Crítica de arte
Francisco Bautista Toledo
La luz del pintor
El pintor persigue la luz para sujetarla al lienzo. Para ello necesita el dibujo como soporte, expresando la impronta de la imagen que ha captado su atención estética.
Luis Paltré (Cabra, 1958) es un artista que describe su mundo sensitivo, a través de la representación real de los escenarios que arropan su existencia. No lo hace de forma subjetiva mediante la elaboración de piezas abstractas, ni tampoco refleja su entorno de forma exquisitamente pulcro, aislado en la fría fidelidad de las formas, o en la claridades tenues de una realidad cuasi fotográfica. En su obra la imagen aparece vestida de color, denso y atractivo, estimulante, espeso, el cual unas veces nos transmite plenitud cromática, como ola que irrumpe y anega la retina. Son estas piezas paisajes gozosos, entregados a la exaltación del color de poderoso porte, impresión permanente que no cesa su influjo.
Hay una pieza, en la que la tonalidad monocroma de la blanca nieve domina toda la escena del cuadro. Aparece un entorno silencioso, acurrucado en susurros ateridos, que se deslizan en la composición como leve balada tonal, que invita al refugio dentro de un mundo mágico, pues en él se percibe y espera el signo sensitivo de la transcendencia, presentida en lugares anodinos, solitarios, sólo presa del abandono y silencio. Recorre un nervio lírico la visualización de sus detalles, evocaciones suscitadas en la contemplación, elegancia por la sencillez armónica de las formas y fondos incorporados en el cuadro.
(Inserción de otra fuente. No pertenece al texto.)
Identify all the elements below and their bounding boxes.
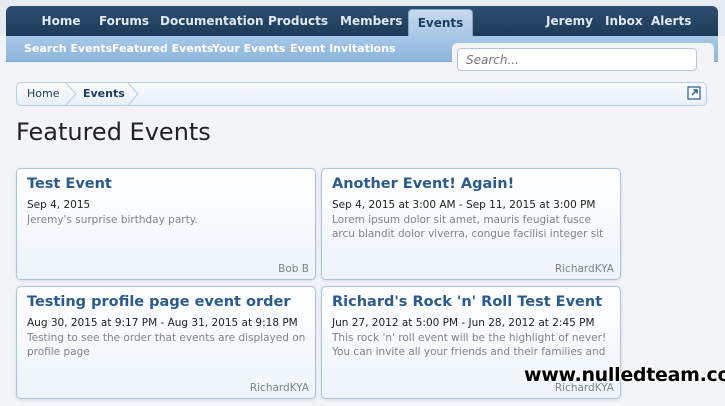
event-title[interactable]: Testing profile page event order: [27, 294, 291, 310]
event-date: Sep 4, 2015: [27, 199, 91, 211]
subnav-featured-events[interactable]: Featured Events: [112, 42, 213, 55]
event-card[interactable]: Test Event Sep 4, 2015 Jeremy's surprise…: [16, 168, 316, 280]
event-author[interactable]: RichardKYA: [555, 263, 614, 275]
alerts-link[interactable]: Alerts: [651, 6, 691, 36]
jump-to-icon[interactable]: [687, 86, 701, 100]
breadcrumb: Home Events: [16, 82, 707, 106]
event-description: Testing to see the order that events are…: [27, 332, 306, 358]
watermark-text: www.nulledteam.com: [524, 364, 725, 386]
search-input[interactable]: [457, 48, 697, 71]
event-card[interactable]: Testing profile page event order Aug 30,…: [16, 286, 316, 399]
subnav-your-events[interactable]: Your Events: [212, 42, 285, 55]
breadcrumb-separator-icon: [65, 83, 77, 105]
subnav-event-invitations[interactable]: Event Invitations: [290, 42, 396, 55]
tab-home[interactable]: Home: [34, 6, 88, 36]
event-date: Sep 4, 2015 at 3:00 AM - Sep 11, 2015 at…: [332, 199, 596, 211]
user-menu[interactable]: Jeremy: [546, 6, 593, 36]
event-title[interactable]: Richard's Rock 'n' Roll Test Event: [332, 294, 602, 310]
event-description: This rock 'n' roll event will be the hig…: [332, 332, 607, 358]
breadcrumb-events[interactable]: Events: [83, 87, 125, 100]
tab-events[interactable]: Events: [408, 9, 473, 36]
tab-products[interactable]: Products: [265, 6, 331, 36]
inbox-link[interactable]: Inbox: [605, 6, 643, 36]
tab-members[interactable]: Members: [340, 6, 402, 36]
breadcrumb-separator-icon: [127, 83, 139, 105]
event-author[interactable]: RichardKYA: [250, 382, 309, 394]
breadcrumb-home[interactable]: Home: [27, 87, 59, 100]
event-card[interactable]: Another Event! Again! Sep 4, 2015 at 3:0…: [321, 168, 621, 280]
event-description: Lorem ipsum dolor sit amet, mauris feugi…: [332, 214, 604, 240]
tab-documentation[interactable]: Documentation: [160, 6, 264, 36]
event-description: Jeremy's surprise birthday party.: [27, 214, 198, 226]
event-author[interactable]: Bob B: [278, 263, 309, 275]
event-date: Aug 30, 2015 at 9:17 PM - Aug 31, 2015 a…: [27, 317, 298, 329]
page-title: Featured Events: [16, 118, 211, 146]
subnav-search-events[interactable]: Search Events: [24, 42, 112, 55]
event-title[interactable]: Another Event! Again!: [332, 176, 514, 192]
event-title[interactable]: Test Event: [27, 176, 112, 192]
event-date: Jun 27, 2012 at 5:00 PM - Jun 28, 2012 a…: [332, 317, 595, 329]
tab-forums[interactable]: Forums: [95, 6, 153, 36]
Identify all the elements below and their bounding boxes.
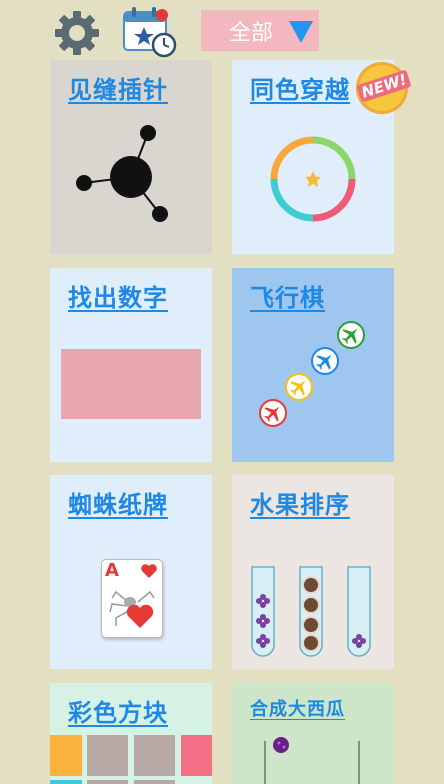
game-card-aeroplane-chess[interactable]: 飞行棋 [232,268,394,462]
block-pink [181,735,212,776]
game-card-spider-solitaire[interactable]: 蜘蛛纸牌 A [50,475,212,669]
game-card-color-switch[interactable]: 同色穿越 NEW! [232,60,412,254]
card-rank: A [105,560,119,581]
game-title: 同色穿越 [250,76,350,104]
game-title: 水果排序 [250,491,350,519]
game-title: 蜘蛛纸牌 [68,491,168,519]
game-title: 见缝插针 [68,76,168,104]
game-title: 飞行棋 [250,284,325,312]
fruit-tubes-icon [251,566,371,657]
game-card-merge-watermelon[interactable]: 合成大西瓜 [232,683,394,784]
game-card-find-number[interactable]: 找出数字 [50,268,212,462]
spider-card-icon: A [101,559,163,638]
new-badge-label: NEW! [356,69,412,103]
block-orange [50,735,82,776]
block-gray [134,780,175,784]
new-badge: NEW! [356,62,412,114]
game-card-pin-insert[interactable]: 见缝插针 [50,60,212,254]
daily-calendar-button[interactable] [122,6,178,58]
game-title: 找出数字 [68,284,168,312]
game-title: 彩色方块 [68,699,168,727]
game-title: 合成大西瓜 [250,699,345,720]
pink-rectangle-icon [61,349,201,419]
pin-ball-icon [76,125,168,222]
category-filter-dropdown[interactable]: 全部 [201,10,319,51]
settings-button[interactable] [52,8,102,58]
spider-icon [109,590,155,628]
airplane-pieces-icon [259,321,365,427]
game-card-fruit-sort[interactable]: 水果排序 [232,475,394,669]
block-gray [134,735,175,776]
triangle-down-icon [289,21,313,43]
block-teal [50,780,82,784]
game-card-color-blocks[interactable]: 彩色方块 [50,683,212,784]
gear-icon [55,11,99,55]
block-gray [87,735,128,776]
filter-label: 全部 [229,20,274,46]
heart-icon [141,564,157,578]
calendar-clock-icon [123,7,177,58]
color-blocks-icon [50,735,212,784]
block-gray [87,780,128,784]
color-ring-icon [270,136,356,222]
watermelon-icon [264,737,360,784]
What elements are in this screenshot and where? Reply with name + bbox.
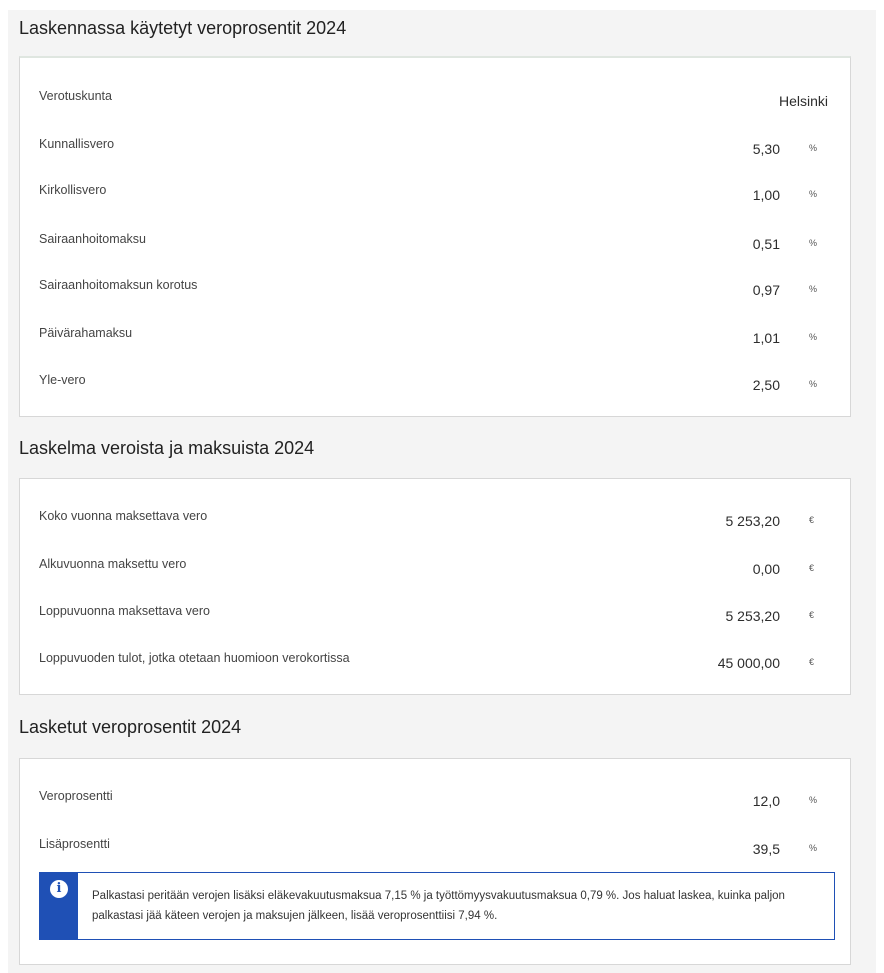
calc-value: 5 253,20: [725, 513, 781, 529]
rate-value: 0,97: [752, 282, 780, 298]
results-page: Laskennassa käytetyt veroprosentit 2024 …: [8, 10, 876, 973]
percent-unit: %: [809, 238, 818, 248]
rate-value: 5,30: [752, 141, 780, 157]
rates-card: Verotuskunta Helsinki Kunnallisvero 5,30…: [19, 56, 851, 417]
percent-unit: %: [809, 843, 818, 853]
rate-value: 1,01: [752, 330, 780, 346]
euro-unit: €: [809, 563, 815, 573]
rate-value: 0,51: [752, 236, 780, 252]
rate-row-yle-tax: Yle-vero 2,50 %: [20, 373, 850, 395]
municipality-row: Verotuskunta Helsinki: [20, 89, 850, 111]
rate-label: Yle-vero: [39, 373, 86, 387]
rate-label: Kirkollisvero: [39, 183, 107, 197]
calc-value: 5 253,20: [725, 608, 781, 624]
percent-unit: %: [809, 379, 818, 389]
calc-row-remaining-income: Loppuvuoden tulot, jotka otetaan huomioo…: [20, 651, 850, 673]
calc-label: Alkuvuonna maksettu vero: [39, 557, 187, 571]
rate-label: Sairaanhoitomaksun korotus: [39, 278, 198, 292]
percent-unit: %: [809, 143, 818, 153]
calc-label: Koko vuonna maksettava vero: [39, 509, 208, 523]
calc-row-paid-tax: Alkuvuonna maksettu vero 0,00 €: [20, 557, 850, 579]
rate-row-health-care: Sairaanhoitomaksu 0,51 %: [20, 232, 850, 254]
calc-section-title: Laskelma veroista ja maksuista 2024: [19, 438, 315, 458]
result-section-title: Lasketut veroprosentit 2024: [19, 717, 242, 737]
calc-label: Loppuvuoden tulot, jotka otetaan huomioo…: [39, 651, 350, 665]
percent-unit: %: [809, 795, 818, 805]
euro-unit: €: [809, 610, 815, 620]
rate-row-health-care-increase: Sairaanhoitomaksun korotus 0,97 %: [20, 278, 850, 300]
rate-label: Päivärahamaksu: [39, 326, 133, 340]
euro-unit: €: [809, 657, 815, 667]
calc-value: 0,00: [752, 561, 780, 577]
calc-value: 45 000,00: [717, 655, 780, 671]
municipality-label: Verotuskunta: [39, 89, 112, 103]
info-icon: i: [50, 880, 68, 898]
calc-label: Loppuvuonna maksettava vero: [39, 604, 210, 618]
result-row-additional-rate: Lisäprosentti 39,5 %: [20, 837, 850, 859]
info-notice: i Palkastasi peritään verojen lisäksi el…: [39, 872, 835, 940]
rate-row-daily-allowance: Päivärahamaksu 1,01 %: [20, 326, 850, 348]
rates-section-title: Laskennassa käytetyt veroprosentit 2024: [19, 18, 347, 38]
result-row-tax-rate: Veroprosentti 12,0 %: [20, 789, 850, 811]
result-label: Lisäprosentti: [39, 837, 110, 851]
calc-row-full-year-tax: Koko vuonna maksettava vero 5 253,20 €: [20, 509, 850, 531]
euro-unit: €: [809, 515, 815, 525]
result-value: 39,5: [752, 841, 780, 857]
rate-value: 2,50: [752, 377, 780, 393]
rate-value: 1,00: [752, 187, 780, 203]
rate-row-municipal-tax: Kunnallisvero 5,30 %: [20, 137, 850, 159]
rate-row-church-tax: Kirkollisvero 1,00 %: [20, 183, 850, 205]
percent-unit: %: [809, 332, 818, 342]
info-stripe: i: [40, 873, 78, 939]
info-text: Palkastasi peritään verojen lisäksi eläk…: [92, 890, 785, 922]
result-label: Veroprosentti: [39, 789, 113, 803]
calc-row-remaining-tax: Loppuvuonna maksettava vero 5 253,20 €: [20, 604, 850, 626]
rate-label: Sairaanhoitomaksu: [39, 232, 147, 246]
calc-card: Koko vuonna maksettava vero 5 253,20 € A…: [19, 478, 851, 695]
result-value: 12,0: [752, 793, 780, 809]
percent-unit: %: [809, 189, 818, 199]
municipality-value: Helsinki: [778, 93, 828, 109]
rate-label: Kunnallisvero: [39, 137, 115, 151]
result-card: Veroprosentti 12,0 % Lisäprosentti 39,5 …: [19, 758, 851, 965]
percent-unit: %: [809, 284, 818, 294]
El artista no sólo contempla paisajes, sino que también acurruca su mirada en el interior del hogar, descansándola en rincones cotidianos, sobre objetos y muebles, siendo protagonista triunfante el color expresado en ellos. Posee un efecto que atrapa la mirada, haciéndola cómplice de su vida interior, en la que el poso del tono triunfante domina todo el proyecto, siendo seducida. Sabe el pintor, de esta manera, arrancar la secuencia del influjo cromático, trasladada al observador para enriquecer sus sentidos, incorporándolo a una vida de plenitudes y fastos.
En otras piezas se conforma Luis Paltré en la representación de objetos diversos, en los que la luz transita en su discurrir diario, quedando atrapado su resplandor en las piezas seleccionadas. Las claridades impregnan la superficie cristalinas de jarrones, vasos y jarritas, en cuya cristalina superficie juegan sus destellos.
La creación plástica de Luis Paltré posee solidez compositiva, luminosidad que trasciende el gesto del color percibido, para adentrarse en el éxtasis de la existencia.